Armed with a Bachelor of Actuarial Science, this graduate is balancing elite archery ambitions with her new career in defence.
Life after university won’t be changing too much for freshly minted Australian champion Amber Reinbott. There will still be plenty of number-crunching between now and the LA Olympics as she tries to master a new discipline in archery and chase the qualifying score she needs to earn a spot on the Australian team.
Ms Reinbott graduates from Bond University with a Bachelor of Actuarial Science, but her next challenge won’t be in a finance firm. She has already been accepted into the Australian Defence Force and will begin her Air Force training in March.
Amber Reinbott on her graduation day in December 2025.
Amber Reinbott on her graduation day in December 2025.
Between now and then, she’ll be shooting between 30 and 80 arrows a day as she transitions into compound target archery, which has just earned Olympic status for the first time.
Before swapping targets, she reaffirmed her status as one of the country’s most gifted bowhunters when she dominated the National 3DAAA Championships earlier this month.

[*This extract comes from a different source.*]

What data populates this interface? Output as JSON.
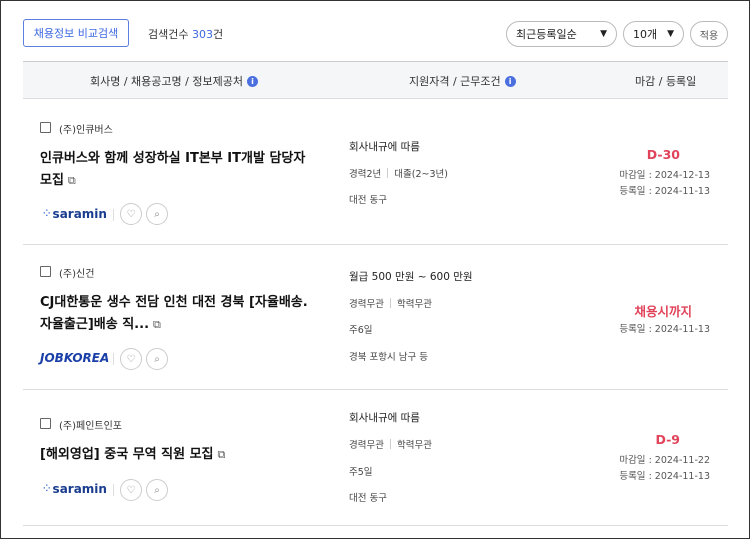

By the time her quiver was empty, Ms Reinbott had won the Female Bowhunter Open title, smashed two of her own national records by a remarkable 18 points, and posted the highest score of the entire competition.
“I have my eyes set on the Olympics,” she says.
“Having only just returned to compound archery from bowhunting events, I’m trying to get my name out there in that association now that it is an Olympic sport.”
Her immediate benchmark is a score of 690 - widely viewed across the sport as the number that will put an athlete into Olympic consideration. From there, selections will come down to national results and whether Australia secures one of only 12 mixed-team spots for LA.
“If I can shoot a 690 I will be considered, then I would have to do the nationals and try to get on the Australian team,” she said.

She hasn’t reached the 690 mark yet. Most of her early training has been at blustery club shoots in Toowoomba where the conditions have been “far from ideal to post a score like that”. To give herself the best shot, she will now move around the state competing in regional qualifying events between December and March.
“I majored in data analytics and I’m taking those skills into my new career in the Air Force," she says.
Published on Wednesday, 17 December, 2025.